The novel employs a metaphor about the hypothetical memory of a flower, which includes a memory of beauty stemming from the beauty of a flower and a memory of pain that arises from someone cutting the flower.
4. Koloob Modada Lel Rosas – Mohamed Magdy
"Koloob Modada Lel Rosas" is a mysterious thriller by Egyptian novelist Mohamed Magdy Mokhtar that follows the troubled paths of Zeinah, who is accusing people of killing her husband even though he's alive, and Youssef, who is searching for something holy in life as they meet in a cave in the Egyptian coastal city Al-Alamein.
5. Kayd El-Dars – Lana Abdel Rahman
"Kayd El-Dars" is a historical drama by Lebanese novelist Lana Abdel Rahman following one Lebanese family across three generations and across different time periods in Lebanon's modern history. It chronicles the family members struggle to find an identity as they leave Beirut and come back throughout Lebanon's modern turmoil.

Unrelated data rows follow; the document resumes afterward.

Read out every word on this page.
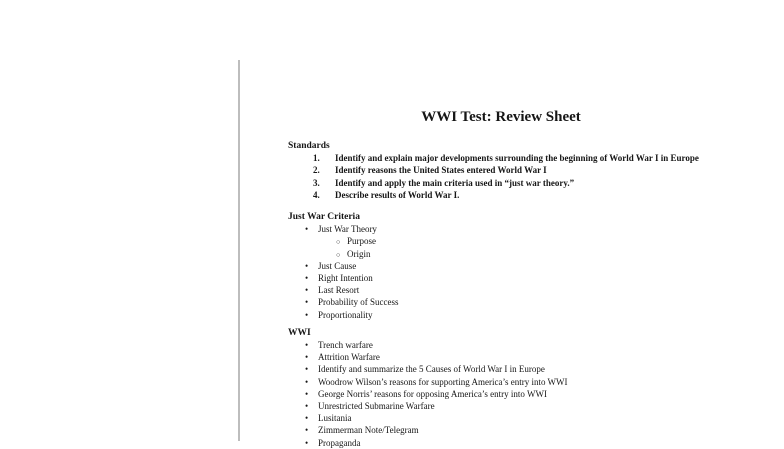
WWI Test: Review Sheet
Standards
Identify and explain major developments surrounding the beginning of World War I in Europe
Identify reasons the United States entered World War I
Identify and apply the main criteria used in “just war theory.”
Describe results of World War I.
Just War Criteria
• Just War Theory
○ Purpose
○ Origin
• Just Cause
• Right Intention
• Last Resort
• Probability of Success
• Proportionality
WWI
• Trench warfare
• Attrition Warfare
• Identify and summarize the 5 Causes of World War I in Europe
• Woodrow Wilson’s reasons for supporting America’s entry into WWI
• George Norris’ reasons for opposing America’s entry into WWI
• Unrestricted Submarine Warfare
• Lusitania
• Zimmerman Note/Telegram
• Propaganda
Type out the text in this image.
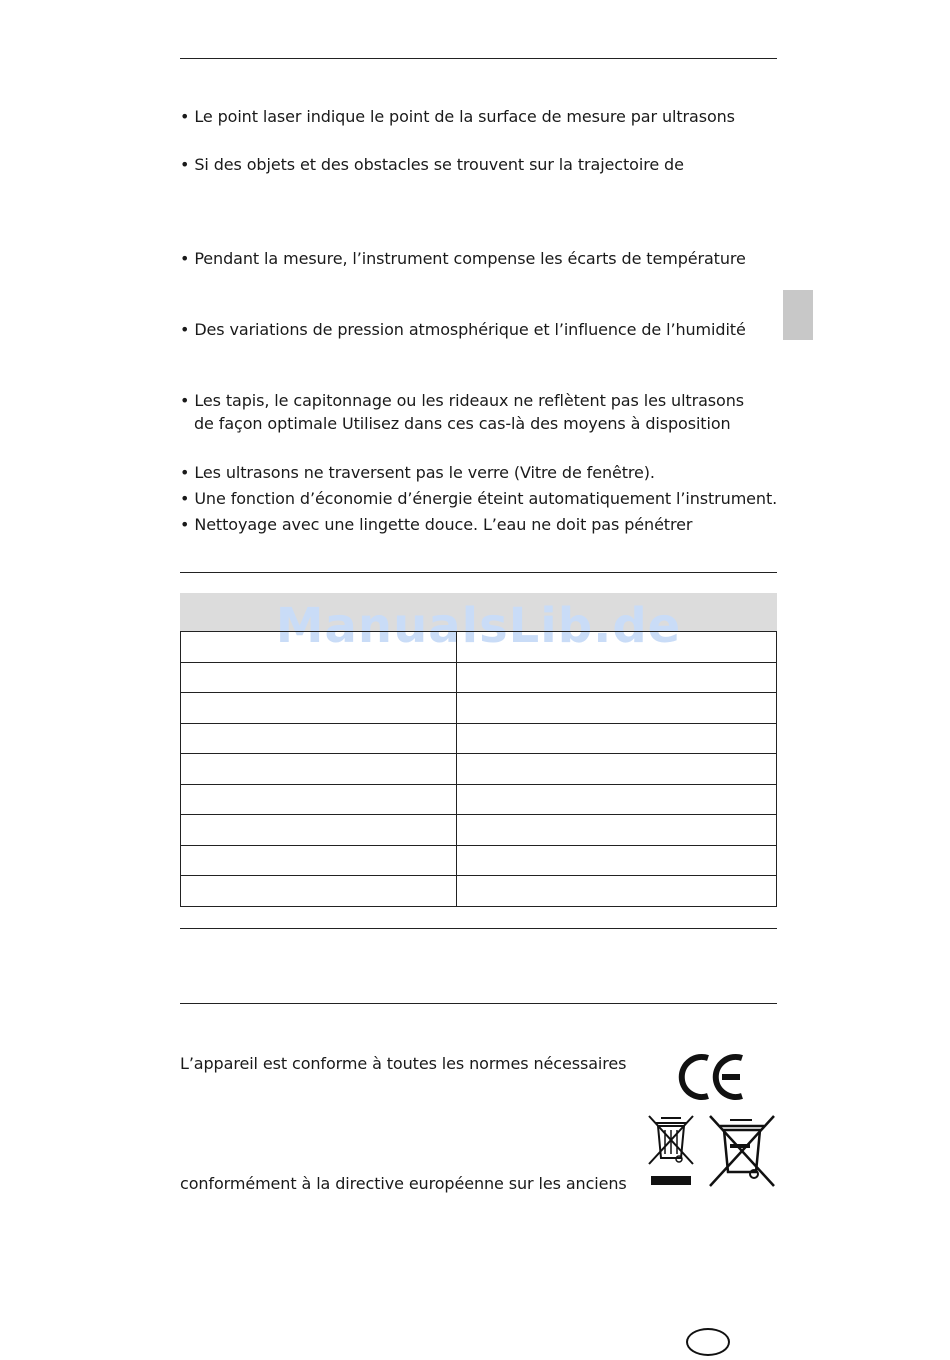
• Le point laser indique le point de la surface de mesure par ultrasons
• Si des objets et des obstacles se trouvent sur la trajectoire de
• Pendant la mesure, l’instrument compense les écarts de température
• Des variations de pression atmosphérique et l’influence de l’humidité
• Les tapis, le capitonnage ou les rideaux ne reflètent pas les ultrasons
de façon optimale Utilisez dans ces cas-là des moyens à disposition
• Les ultrasons ne traversent pas le verre (Vitre de fenêtre).
• Une fonction d’économie d’énergie éteint automatiquement l’instrument.
• Nettoyage avec une lingette douce. L’eau ne doit pas pénétrer
ManualsLib.de

L’appareil est conforme à toutes les normes nécessaires
conformément à la directive européenne sur les anciens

6. Bayn Eghma'a We Efaka – Hadeel Abdel Salam
"Bayn Eghma'a We Efaka" is a psychological thriller by Egyptian writer Hadeel Abdel Salam that delves into the life of one woman as she stands at the edge of a dream suspended between painful reality and the world of dreams, struggling to find out which world will prevail.
7. Kol El-Torok To'ady Ela 60 Dahia – Mostafa Shaheeb
"Kol El-Torok To'ady Ela 60 Dahia" is a satire piece by Egyptian writer Mostafa Shaheeb, in which he satirically comments on society and the struggles of everyday life such as dealing with relationships, fighting for happiness and finding one's place in the world.
8. Wadi Al-Ramad – Ahmed Salah Sabeq
"Wadi Al-Ramad" is a dystopian novel by Egyptian novelist Ahmed Salah Sabeq that is set in a world where Egypt is bombed nationwide followed by a ground invasion in a severely destructive campaign by a foreign country that lasts several years. This allows for a new beginning as a strange reality starts to rise from the ashes across the Nile Valley.
9. Al-Thea'b La Tansa – Lina Hawyan Hassan
"Al-Thea'b La Tansa" is a drama by Syrian novelist Lina Hawyan Hassan that draws a vivid image of the differences between Syria's beautiful past and its tragic present, as well as the deep-seated issues that have led to it. The novel tells a number of stories from past and present including a past one of a young Yazidi woman and a present tragedy particularly close to the author's heart.
10. Yehia – Montasser Amin
"Yehia" is a dystopian drama by Egyptian novelist Montasser Amin that is set in an unknown time in the future after civilization ends and humanity starts from scratch. The main characters of the novel struggle to make the tough choices they need to get civilization back.
11. Chocolata Beida – Tamer Abdo Amin
"Chocolata Beida" is a collection of short stories by Egyptian writer Tamer Abdo Amin about life and the situations that define it, the stories intertwine a number of characters from everyday life throughout the collection in a way that makes it an on-and-off novel.